The original advantage and the intention to simplify the complex calculations in the form of graphical determination of the numerical values has been eliminated by the wide availability of powerful calculators and computers with appropriate software packages. What remains as the primary application is a graphical representation of impedance curves in technical documents and data sheets.
Example
An ohmic resistor R = 150 Ω and a capacitor C = 10 uF are connected in series, in parallel, is a coil L = 0.5 H. The circuit is connected to a generator whose frequency is f = 79.6 Hz.
The angular frequency is ω = 2? F = 500 then s -1.
For the complex resistance ( impedance ) of the capacitor follows
For the impedance of the coil is calculated one
For the series connection of a resistor and capacitor values are simply added together to give
To enter the values into the Smith chart in which can no longer be large numbers represent one normalized with a suitable reference resistance, eg Z0 = 100 Ω, by dividing all values by him.

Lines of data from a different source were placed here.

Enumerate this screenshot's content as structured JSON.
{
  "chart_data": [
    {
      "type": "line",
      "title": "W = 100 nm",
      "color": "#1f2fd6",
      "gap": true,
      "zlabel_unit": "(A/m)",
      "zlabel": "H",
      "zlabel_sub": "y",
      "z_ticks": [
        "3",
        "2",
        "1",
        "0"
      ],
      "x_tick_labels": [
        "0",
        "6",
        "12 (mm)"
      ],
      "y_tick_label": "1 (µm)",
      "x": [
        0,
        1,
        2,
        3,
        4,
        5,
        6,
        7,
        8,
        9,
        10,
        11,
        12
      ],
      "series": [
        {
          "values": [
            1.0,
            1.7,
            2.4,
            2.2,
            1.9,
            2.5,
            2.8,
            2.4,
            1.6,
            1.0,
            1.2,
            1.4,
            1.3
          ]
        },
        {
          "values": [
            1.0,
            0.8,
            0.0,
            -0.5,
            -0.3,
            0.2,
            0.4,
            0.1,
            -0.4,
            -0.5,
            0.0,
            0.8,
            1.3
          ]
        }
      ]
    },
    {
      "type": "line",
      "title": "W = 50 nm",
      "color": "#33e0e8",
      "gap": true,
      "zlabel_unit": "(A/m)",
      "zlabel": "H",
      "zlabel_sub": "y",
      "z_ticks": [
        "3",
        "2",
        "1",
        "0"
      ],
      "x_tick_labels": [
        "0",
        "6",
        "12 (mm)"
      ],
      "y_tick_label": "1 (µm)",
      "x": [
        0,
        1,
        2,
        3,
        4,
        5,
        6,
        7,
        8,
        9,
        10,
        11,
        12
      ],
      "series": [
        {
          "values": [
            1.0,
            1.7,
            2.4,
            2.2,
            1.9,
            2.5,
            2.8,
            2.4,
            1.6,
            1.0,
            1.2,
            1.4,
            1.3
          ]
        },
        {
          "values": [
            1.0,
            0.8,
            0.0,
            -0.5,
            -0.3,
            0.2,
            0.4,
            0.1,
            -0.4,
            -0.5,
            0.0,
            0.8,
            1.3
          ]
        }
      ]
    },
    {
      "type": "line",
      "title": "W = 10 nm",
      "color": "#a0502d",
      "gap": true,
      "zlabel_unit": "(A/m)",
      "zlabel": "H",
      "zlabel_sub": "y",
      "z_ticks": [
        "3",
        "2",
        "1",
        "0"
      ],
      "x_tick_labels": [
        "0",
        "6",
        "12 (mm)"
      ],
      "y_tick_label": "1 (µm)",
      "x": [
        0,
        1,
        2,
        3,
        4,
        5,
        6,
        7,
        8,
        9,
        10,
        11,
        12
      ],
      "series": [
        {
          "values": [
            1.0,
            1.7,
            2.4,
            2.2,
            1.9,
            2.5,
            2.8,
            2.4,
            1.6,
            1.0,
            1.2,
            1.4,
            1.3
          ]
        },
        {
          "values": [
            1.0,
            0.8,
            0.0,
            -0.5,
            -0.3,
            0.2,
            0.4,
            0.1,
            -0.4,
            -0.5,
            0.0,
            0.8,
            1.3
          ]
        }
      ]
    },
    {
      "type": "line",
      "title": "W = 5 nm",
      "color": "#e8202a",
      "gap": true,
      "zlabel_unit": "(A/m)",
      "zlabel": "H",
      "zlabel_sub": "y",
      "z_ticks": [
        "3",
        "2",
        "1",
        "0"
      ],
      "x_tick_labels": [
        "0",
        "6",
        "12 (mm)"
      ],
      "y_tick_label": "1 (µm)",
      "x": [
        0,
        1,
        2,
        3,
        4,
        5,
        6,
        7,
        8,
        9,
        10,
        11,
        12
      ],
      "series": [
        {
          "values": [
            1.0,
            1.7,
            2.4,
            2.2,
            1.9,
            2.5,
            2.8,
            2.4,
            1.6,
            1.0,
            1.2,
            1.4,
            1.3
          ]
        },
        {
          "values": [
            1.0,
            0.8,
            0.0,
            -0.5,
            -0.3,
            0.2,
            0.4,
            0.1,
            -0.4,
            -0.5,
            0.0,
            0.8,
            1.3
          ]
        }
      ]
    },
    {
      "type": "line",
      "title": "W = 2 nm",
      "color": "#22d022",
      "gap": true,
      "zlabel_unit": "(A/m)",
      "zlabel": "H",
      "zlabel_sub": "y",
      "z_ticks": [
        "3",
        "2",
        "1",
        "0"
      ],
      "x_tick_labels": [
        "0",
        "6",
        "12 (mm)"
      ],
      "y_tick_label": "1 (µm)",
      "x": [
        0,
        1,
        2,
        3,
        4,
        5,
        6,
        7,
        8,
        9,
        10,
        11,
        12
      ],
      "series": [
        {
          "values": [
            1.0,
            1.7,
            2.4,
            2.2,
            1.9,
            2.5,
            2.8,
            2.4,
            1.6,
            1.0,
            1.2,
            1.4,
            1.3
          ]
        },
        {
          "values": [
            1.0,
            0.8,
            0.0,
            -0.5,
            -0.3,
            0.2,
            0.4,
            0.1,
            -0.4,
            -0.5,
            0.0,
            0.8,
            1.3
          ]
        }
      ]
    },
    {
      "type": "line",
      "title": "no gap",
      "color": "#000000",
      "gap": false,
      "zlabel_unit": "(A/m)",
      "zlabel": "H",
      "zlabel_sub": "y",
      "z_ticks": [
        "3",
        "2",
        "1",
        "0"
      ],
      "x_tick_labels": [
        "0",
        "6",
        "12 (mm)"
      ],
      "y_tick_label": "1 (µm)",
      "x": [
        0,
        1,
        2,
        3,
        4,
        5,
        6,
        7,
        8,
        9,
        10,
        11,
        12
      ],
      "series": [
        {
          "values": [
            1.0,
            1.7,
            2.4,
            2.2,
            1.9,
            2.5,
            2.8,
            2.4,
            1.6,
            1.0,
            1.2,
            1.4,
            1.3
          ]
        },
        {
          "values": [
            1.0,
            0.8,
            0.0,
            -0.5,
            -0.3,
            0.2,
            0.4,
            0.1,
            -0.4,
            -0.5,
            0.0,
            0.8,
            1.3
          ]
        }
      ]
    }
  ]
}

Then
And
These two impedances in parallel. For the total impedance X is therefore
This reciprocal values are obtained in the Smith chart by mirroring the circle center.
They amount to
The addition of the two reciprocals is done by calculation or in the Smith chart by " counting " on the coordinate grid.
Obtained
To determine the total impedance of X, the inverse of which is again to be formed. So you just received reflects the point at the center of the circle.
As a result, one finds
Since it has been divided by 100 Ω, one has to multiply so again. Final impedance of the entire circuit is thus
Therefore, it can alternatively be represented by a series circuit of a resistor of 375 Ω and a coil of 125j Ω (with ω = 500 s-1 corresponds to an inductance of 0.25 H).